Ask yourself, what’s the purpose of this thought?  

Normally, when you experience anxiety and you start having lots of “what if” thoughts, your brain is trying to convince you that thinking about it will lead you to a solution. But that’s not true. Most of the time it’s just a recurring train of thought around certain ideas.  

Evaluate your thought’s purpose  

Ask yourself questions like, why am I thinking this?   Is it useful or helpful? Or are they just creating more anxiety? Analyzing your thoughts will help you to see patterns. Once you are aware of these patterns, you can begin developing new thoughts that will help to break these patterns.  


Vero Meets #8: Phuong Pham – How to Hack Your Emotions

Structuring activities 

Negative emotions will try to monopolize your attention and direct you towards actions that are destructive. When you are dealing with recurring negative emotions, find activities that capture your attention. They should be technically demanding and require deep focus, like hobbies, crafts, or sports. 

Utilize your environment  

Identify the things you want to do and don’t want to do. Structure the space around you to make the things you want to do easier, and the things you do not want to do more difficult. For example, if you want to read more when you get home instead of playing video games, you can put your computer in a separate room and place more books in the living room instead. By doing this, the first thing you see when you come home is your books and it will be easier for you to start doing it. If you want to go to the gym more, you can pack your gym clothes when you go to work and head straight to the gym when work is done. 

Vero Meets #8: Phuong Pham – How to Hack Your Emotions

Create an “accountability button” for the things you want to do but keep putting off. Instead of doing these things alone and ending up losing your motivation, you can always find an accountability partner. Someone you check in with to keep you on track. Most of the time, personal trainers don’t necessarily help you do better, they make sure you show up. Group activities are also great for accountability!
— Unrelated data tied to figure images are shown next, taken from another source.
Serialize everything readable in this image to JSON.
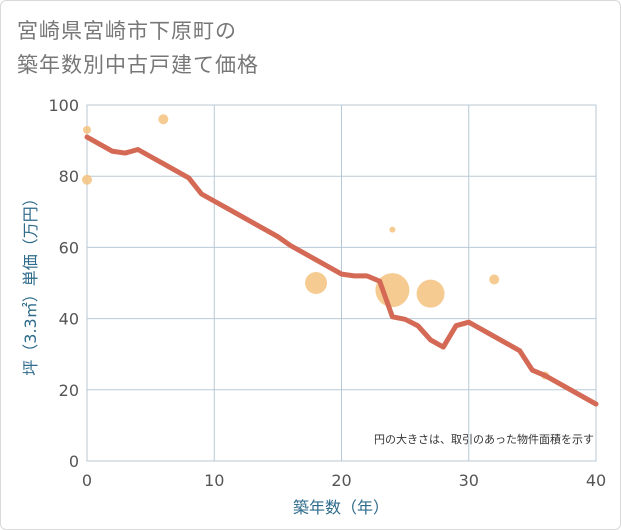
{
  "title_line1": "宮崎県宮崎市下原町の",
  "title_line2": "築年数別中古戸建て価格",
  "chart_data": {
    "type": "scatter",
    "title": "宮崎県宮崎市下原町の築年数別中古戸建て価格",
    "xlabel": "築年数（年）",
    "ylabel": "坪（3.3㎡）単価（万円）",
    "note": "円の大きさは、取引のあった物件面積を示す",
    "xlim": [
      0,
      40
    ],
    "ylim": [
      0,
      100
    ],
    "xticks": [
      0,
      10,
      20,
      30,
      40
    ],
    "yticks": [
      0,
      20,
      40,
      60,
      80,
      100
    ],
    "grid": true,
    "colors": {
      "line": "#d46a55",
      "bubble": "#f5c27e",
      "grid": "#b8c9d6"
    },
    "scatter_points": [
      {
        "x": 0,
        "y": 93,
        "size": 4
      },
      {
        "x": 0,
        "y": 79,
        "size": 5
      },
      {
        "x": 6,
        "y": 96,
        "size": 5
      },
      {
        "x": 18,
        "y": 50,
        "size": 11
      },
      {
        "x": 24,
        "y": 65,
        "size": 3
      },
      {
        "x": 24,
        "y": 48,
        "size": 17
      },
      {
        "x": 27,
        "y": 47,
        "size": 14
      },
      {
        "x": 32,
        "y": 51,
        "size": 5
      },
      {
        "x": 36,
        "y": 24,
        "size": 4
      }
    ],
    "line_series": {
      "name": "トレンド",
      "x": [
        0,
        1,
        2,
        3,
        4,
        5,
        6,
        7,
        8,
        9,
        10,
        11,
        12,
        13,
        14,
        15,
        16,
        17,
        18,
        19,
        20,
        21,
        22,
        23,
        24,
        25,
        26,
        27,
        28,
        29,
        30,
        31,
        32,
        33,
        34,
        35,
        36,
        37,
        38,
        39,
        40
      ],
      "y": [
        91,
        89,
        87,
        86.5,
        87.5,
        85.5,
        83.5,
        81.5,
        79.5,
        75,
        73,
        71,
        69,
        67,
        65,
        63,
        60.5,
        58.5,
        56.5,
        54.5,
        52.5,
        52,
        52,
        50.5,
        40.5,
        39.8,
        38,
        34,
        32,
        38,
        39,
        37,
        35,
        33,
        31,
        25.5,
        24,
        22,
        20,
        18,
        16
      ]
    }
  }
}
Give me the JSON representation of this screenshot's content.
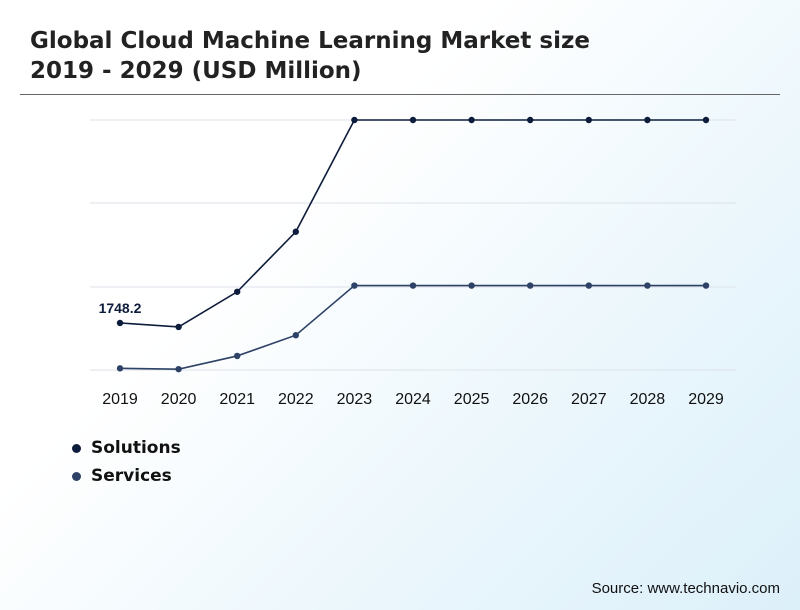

Team sports, for example, doing something with others will help you maintain and keep up consistency.  


Short-term coping techniques – Physiological signs. 

When you’re dealing with pressure, say you’re in a meeting and you suddenly feel anxious, but you can’t pause the meeting and go play your favorite playlist, the best and quickest way to soothe anxiety is to breathe. Take two quick inhales and one slow exhale. This is a short-term coping technique, and it will help change your physiological response and ‘tell’ your emotions that you are calm. 

It has been scientifically proved as the quickest, most effective way to calm down. 



Emotions are complicated and they are inextricably linked to your biology, environment, and lifestyle. Identifying your bottlenecks and asking yourself the question ‘What’s the next small thing you can do to make a positive impact on your wellbeing?” sounds simple but can be so effective.  

Do seek help when you need to, but it is important to first be aware of the complexity of your own wellbeing and make small lifestyle changes to better manage your emotions.